To question the necessity of a three hour meeting on diversity (I say that again for emphasis: a three hour meeting) I think answers itself.
When administrators, professors, teaching assistants, and students gather together to discuss these issues we do not sit in a room twirling our thumbs and wondering how we can infringe on others' rights by forcing them to be poltically correct. (And since we don't actually go to TA's classrooms to police them, I feel like this claim is the most fatuous in all of her argument). Rather, we are concerned with creating an enviornment where all have the opportunity to learn, where all can feel safe, and where all can excel.
Ryan Quintana
Doctoral Candidate
History Department
Anonymous (October 8, 2005 @ 1:23pm):
These comments just goes to show that some of you are JUST as IGNORANT as this article proves you to be.
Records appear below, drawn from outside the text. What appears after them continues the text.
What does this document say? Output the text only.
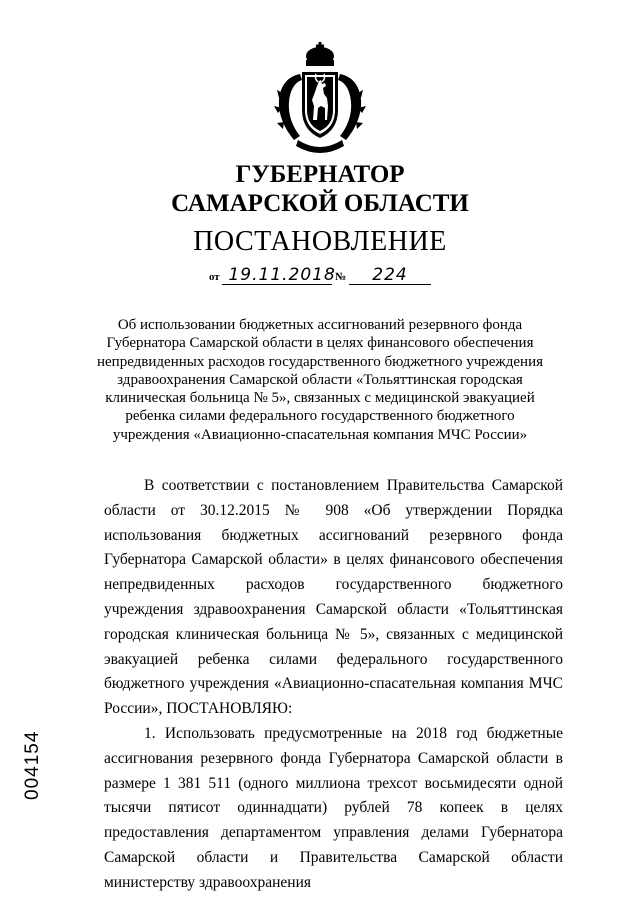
ГУБЕРНАТОР
САМАРСКОЙ ОБЛАСТИ
ПОСТАНОВЛЕНИЕ
от 19.11.2018 № 224
Об использовании бюджетных ассигнований резервного фонда Губернатора Самарской области в целях финансового обеспечения непредвиденных расходов государственного бюджетного учреждения здравоохранения Самарской области «Тольяттинская городская клиническая больница № 5», связанных с медицинской эвакуацией ребенка силами федерального государственного бюджетного учреждения «Авиационно-спасательная компания МЧС России»

В соответствии с постановлением Правительства Самарской области от 30.12.2015 № 908 «Об утверждении Порядка использования бюджетных ассигнований резервного фонда Губернатора Самарской области» в целях финансового обеспечения непредвиденных расходов государственного бюджетного учреждения здравоохранения Самарской области «Тольяттинская городская клиническая больница № 5», связанных с медицинской эвакуацией ребенка силами федерального государственного бюджетного учреждения «Авиационно-спасательная компания МЧС России», ПОСТАНОВЛЯЮ:

1. Использовать предусмотренные на 2018 год бюджетные ассигнования резервного фонда Губернатора Самарской области в размере 1 381 511 (одного миллиона трехсот восьмидесяти одной тысячи пятисот одиннадцати) рублей 78 копеек в целях предоставления департаментом управления делами Губернатора Самарской области и Правительства Самарской области министерству здравоохранения

004154
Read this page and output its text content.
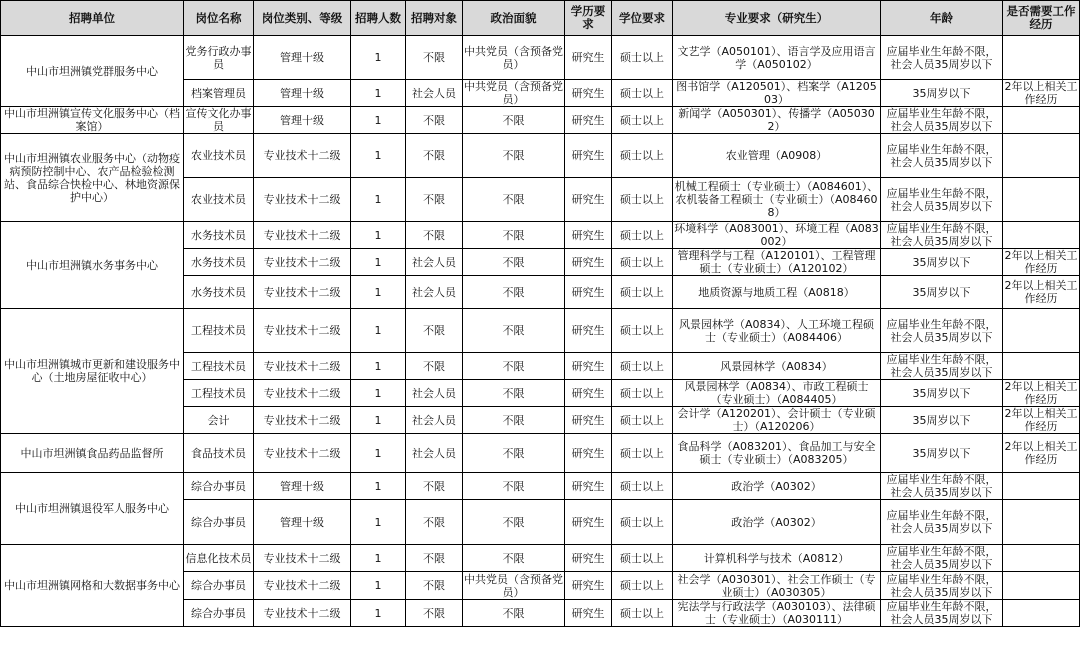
招聘单位	岗位名称	岗位类别、等级	招聘人数	招聘对象	政治面貌	学历要求	学位要求	专业要求（研究生）	年龄	是否需要工作经历
中山市坦洲镇党群服务中心	党务行政办事员	管理十级	1	不限	中共党员（含预备党员）	研究生	硕士以上	文艺学（A050101）、语言学及应用语言学（A050102）	应届毕业生年龄不限，社会人员35周岁以下	
	档案管理员	管理十级	1	社会人员	中共党员（含预备党员）	研究生	硕士以上	图书馆学（A120501）、档案学（A120503）	35周岁以下	2年以上相关工作经历
中山市坦洲镇宣传文化服务中心（档案馆）	宣传文化办事员	管理十级	1	不限	不限	研究生	硕士以上	新闻学（A050301）、传播学（A050302）	应届毕业生年龄不限，社会人员35周岁以下	
中山市坦洲镇农业服务中心（动物疫病预防控制中心、农产品检验检测站、食品综合快检中心、林地资源保护中心）	农业技术员	专业技术十二级	1	不限	不限	研究生	硕士以上	农业管理（A0908）	应届毕业生年龄不限，社会人员35周岁以下	
	农业技术员	专业技术十二级	1	不限	不限	研究生	硕士以上	机械工程硕士（专业硕士）（A084601）、农机装备工程硕士（专业硕士）（A084608）	应届毕业生年龄不限，社会人员35周岁以下	
中山市坦洲镇水务事务中心	水务技术员	专业技术十二级	1	不限	不限	研究生	硕士以上	环境科学（A083001）、环境工程（A083002）	应届毕业生年龄不限，社会人员35周岁以下	
	水务技术员	专业技术十二级	1	社会人员	不限	研究生	硕士以上	管理科学与工程（A120101）、工程管理硕士（专业硕士）（A120102）	35周岁以下	2年以上相关工作经历
	水务技术员	专业技术十二级	1	社会人员	不限	研究生	硕士以上	地质资源与地质工程（A0818）	35周岁以下	2年以上相关工作经历
中山市坦洲镇城市更新和建设服务中心（土地房屋征收中心）	工程技术员	专业技术十二级	1	不限	不限	研究生	硕士以上	风景园林学（A0834）、人工环境工程硕士（专业硕士）（A084406）	应届毕业生年龄不限，社会人员35周岁以下	
	工程技术员	专业技术十二级	1	不限	不限	研究生	硕士以上	风景园林学（A0834）	应届毕业生年龄不限，社会人员35周岁以下	
	工程技术员	专业技术十二级	1	社会人员	不限	研究生	硕士以上	风景园林学（A0834）、市政工程硕士（专业硕士）（A084405）	35周岁以下	2年以上相关工作经历
	会计	专业技术十二级	1	社会人员	不限	研究生	硕士以上	会计学（A120201）、会计硕士（专业硕士）（A120206）	35周岁以下	2年以上相关工作经历
中山市坦洲镇食品药品监督所	食品技术员	专业技术十二级	1	社会人员	不限	研究生	硕士以上	食品科学（A083201）、食品加工与安全硕士（专业硕士）（A083205）	35周岁以下	2年以上相关工作经历
中山市坦洲镇退役军人服务中心	综合办事员	管理十级	1	不限	不限	研究生	硕士以上	政治学（A0302）	应届毕业生年龄不限，社会人员35周岁以下	
	综合办事员	管理十级	1	不限	不限	研究生	硕士以上	政治学（A0302）	应届毕业生年龄不限，社会人员35周岁以下	
中山市坦洲镇网格和大数据事务中心	信息化技术员	专业技术十二级	1	不限	不限	研究生	硕士以上	计算机科学与技术（A0812）	应届毕业生年龄不限，社会人员35周岁以下	
	综合办事员	专业技术十二级	1	不限	中共党员（含预备党员）	研究生	硕士以上	社会学（A030301）、社会工作硕士（专业硕士）（A030305）	应届毕业生年龄不限，社会人员35周岁以下	
	综合办事员	专业技术十二级	1	不限	不限	研究生	硕士以上	宪法学与行政法学（A030103）、法律硕士（专业硕士）（A030111）	应届毕业生年龄不限，社会人员35周岁以下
So, why is it that when minorities try to educate others about discrimination and diversity, they get blamed for being TOO aggressive and "infringing on peoples' rights", but if their attempts to do so (i.e. Plan 2008) don't go as planned, they get blamed for it as well? Funny how no one is really blaming the Univeristy, but in the end it's always being brought back to the minorities. Yes! MINORITIES, including women and LGBTQ...NOT JUST ETHINIC! Some of us CAN'T "live happily ever after" even if we want to. Obviously "YOU really have a lot to learn" if you think this fairy tale ending applies to every race, sex, or person with different sexual preference. Open your eyes...or yet, open your mouth, and LETS, yes...LETS engage ourselves in "intelligent debates" by throwing "aging hippies making complete pigs of themselves" back and forth. There's some maturity for you.